Dois amigos brilhantemente inteligentes fizeram questão de revelar o “se” em nossa vida – José Paulo Cavalcanti e Carolina Guerra. Sem querer, ou querendo, o primeiro brincou com a afirmação contida numa das minhas crônicas, de que uma imortal da ABL faleceu aos 85 anos.... E ele indaga: “E a imortal não era imortal. Como pode? Dayse querida”. A segunda telefonou de Portugal para discordar de uma ideia contida no meu último escrito. Todavia, a verdadeira razão era comunicar que estava arrependida de não haver ficado no Brasil para comemorarmos juntas o Natal de 2025. Tinha medo de me perder, justificava. Os dois amigos submergiram aos conceitos de mortalidade/imortalidade.

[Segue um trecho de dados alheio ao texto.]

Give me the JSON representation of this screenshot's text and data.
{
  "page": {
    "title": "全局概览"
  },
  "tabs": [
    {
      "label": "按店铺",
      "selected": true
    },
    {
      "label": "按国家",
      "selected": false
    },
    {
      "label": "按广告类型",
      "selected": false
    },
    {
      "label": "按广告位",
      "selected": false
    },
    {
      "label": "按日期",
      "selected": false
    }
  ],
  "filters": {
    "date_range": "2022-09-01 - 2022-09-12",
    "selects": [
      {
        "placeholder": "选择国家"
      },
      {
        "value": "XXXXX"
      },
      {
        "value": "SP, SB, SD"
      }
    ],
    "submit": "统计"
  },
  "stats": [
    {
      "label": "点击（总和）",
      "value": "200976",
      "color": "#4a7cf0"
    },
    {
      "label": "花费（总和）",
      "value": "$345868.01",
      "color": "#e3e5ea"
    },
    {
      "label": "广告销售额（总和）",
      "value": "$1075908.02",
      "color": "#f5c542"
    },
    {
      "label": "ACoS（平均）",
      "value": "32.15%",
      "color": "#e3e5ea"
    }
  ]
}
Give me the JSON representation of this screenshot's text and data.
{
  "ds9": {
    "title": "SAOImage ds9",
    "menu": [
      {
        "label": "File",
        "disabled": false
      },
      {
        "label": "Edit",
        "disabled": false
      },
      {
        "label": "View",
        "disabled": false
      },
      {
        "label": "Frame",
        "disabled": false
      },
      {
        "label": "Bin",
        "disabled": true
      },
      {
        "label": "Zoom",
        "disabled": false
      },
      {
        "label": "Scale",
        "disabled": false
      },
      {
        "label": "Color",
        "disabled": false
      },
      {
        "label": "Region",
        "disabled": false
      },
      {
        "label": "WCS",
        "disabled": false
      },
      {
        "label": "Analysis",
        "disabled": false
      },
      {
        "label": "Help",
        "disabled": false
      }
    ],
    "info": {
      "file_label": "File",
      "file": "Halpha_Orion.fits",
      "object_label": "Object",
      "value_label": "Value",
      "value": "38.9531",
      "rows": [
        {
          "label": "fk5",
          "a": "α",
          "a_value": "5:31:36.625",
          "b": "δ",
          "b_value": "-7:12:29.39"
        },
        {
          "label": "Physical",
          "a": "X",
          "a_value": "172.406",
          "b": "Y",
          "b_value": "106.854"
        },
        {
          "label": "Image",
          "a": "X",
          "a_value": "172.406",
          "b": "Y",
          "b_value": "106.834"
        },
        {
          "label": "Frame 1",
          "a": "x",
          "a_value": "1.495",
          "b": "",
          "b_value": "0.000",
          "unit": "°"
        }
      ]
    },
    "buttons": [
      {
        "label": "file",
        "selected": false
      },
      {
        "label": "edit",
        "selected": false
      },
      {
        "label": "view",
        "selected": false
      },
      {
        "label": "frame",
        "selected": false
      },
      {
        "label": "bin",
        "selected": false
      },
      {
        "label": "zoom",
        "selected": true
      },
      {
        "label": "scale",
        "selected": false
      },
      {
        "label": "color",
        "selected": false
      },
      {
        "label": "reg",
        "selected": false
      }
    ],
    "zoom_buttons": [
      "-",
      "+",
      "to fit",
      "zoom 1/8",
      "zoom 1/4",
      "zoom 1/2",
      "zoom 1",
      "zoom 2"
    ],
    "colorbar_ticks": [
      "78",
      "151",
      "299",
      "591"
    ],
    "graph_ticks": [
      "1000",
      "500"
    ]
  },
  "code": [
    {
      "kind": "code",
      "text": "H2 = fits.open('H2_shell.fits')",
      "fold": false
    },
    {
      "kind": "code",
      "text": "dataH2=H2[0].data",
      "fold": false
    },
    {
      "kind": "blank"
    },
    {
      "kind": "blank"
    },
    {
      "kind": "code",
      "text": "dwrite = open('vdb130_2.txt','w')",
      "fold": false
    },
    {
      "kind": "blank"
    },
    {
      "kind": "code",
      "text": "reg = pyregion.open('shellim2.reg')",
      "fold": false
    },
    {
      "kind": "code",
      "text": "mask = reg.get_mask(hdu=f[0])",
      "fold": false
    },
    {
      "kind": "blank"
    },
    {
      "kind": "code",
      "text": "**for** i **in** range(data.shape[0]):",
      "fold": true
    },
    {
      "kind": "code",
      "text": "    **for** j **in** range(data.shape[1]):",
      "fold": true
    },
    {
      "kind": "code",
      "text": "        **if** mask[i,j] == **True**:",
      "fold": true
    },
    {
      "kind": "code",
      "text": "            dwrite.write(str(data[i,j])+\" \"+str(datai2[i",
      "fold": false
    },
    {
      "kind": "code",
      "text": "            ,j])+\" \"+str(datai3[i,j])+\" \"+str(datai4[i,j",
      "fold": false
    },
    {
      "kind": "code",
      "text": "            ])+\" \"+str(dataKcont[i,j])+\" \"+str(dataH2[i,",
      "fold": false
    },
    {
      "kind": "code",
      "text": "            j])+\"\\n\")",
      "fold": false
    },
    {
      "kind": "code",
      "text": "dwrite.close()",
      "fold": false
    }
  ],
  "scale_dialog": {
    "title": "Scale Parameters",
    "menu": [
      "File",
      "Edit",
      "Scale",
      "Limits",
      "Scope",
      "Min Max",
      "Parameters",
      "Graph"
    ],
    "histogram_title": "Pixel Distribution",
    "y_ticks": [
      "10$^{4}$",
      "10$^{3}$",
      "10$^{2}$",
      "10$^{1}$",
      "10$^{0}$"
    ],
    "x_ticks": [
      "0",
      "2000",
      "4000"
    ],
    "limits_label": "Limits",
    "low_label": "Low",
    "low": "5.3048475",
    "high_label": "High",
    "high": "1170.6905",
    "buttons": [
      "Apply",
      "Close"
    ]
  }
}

A observação jocosa do primeiro permitiu que eu recordasse as ideias de Miguel Unamuno, representante do existencialismo cristão. Seus livros – nomeadamente “Del sentimento trágico de lá vida em lós hombres y en los pueblos” falam sobre solidão, medo perverso da morte e anseio de imortalidade — temas que estão presentes em todos os tampos. Coube ao filósofo, a defesa do conceito de “imortalidade irracional”, algo imprescindível a cada homem para barrar o sentimento ruinoso de desespero diante do absurdo e das contradições da vida.

Outros pensadores defenderam a ideia de que a consciência de que somos eternos é algo enfastiante e cansativo. Jamais suportaríamos uma festa que jamais findasse. Essa justificativa pressupõe uma digressão sobre a felicidade permanente. Sem aprofundamentos, afirmamos que o estado de entusiasmo, ou alegria inalterável é um contrassenso porque caminha, inexoravelmente, para o tédio e vazio existencial. Assim admitia Arthur Schopenhauer quando delineou a vida como a oscilação constante entre dois extremos. Eis a metáfora do “pêndulo” que balouçaria entre a dor e o enfado ou entre o desejo de algo que ainda não temos e a plenitude – sempre provisória - de uma conquista, daí a sua frase muito conhecida: “A vida é uma constante oscilação entre a ânsia de ter e o tédio de possuir". Nesse caso, a felicidade duradoura seria algo inatingível, exceto para o sábio que encontraria alternativas de escape (“O mundo como vontade e representação”).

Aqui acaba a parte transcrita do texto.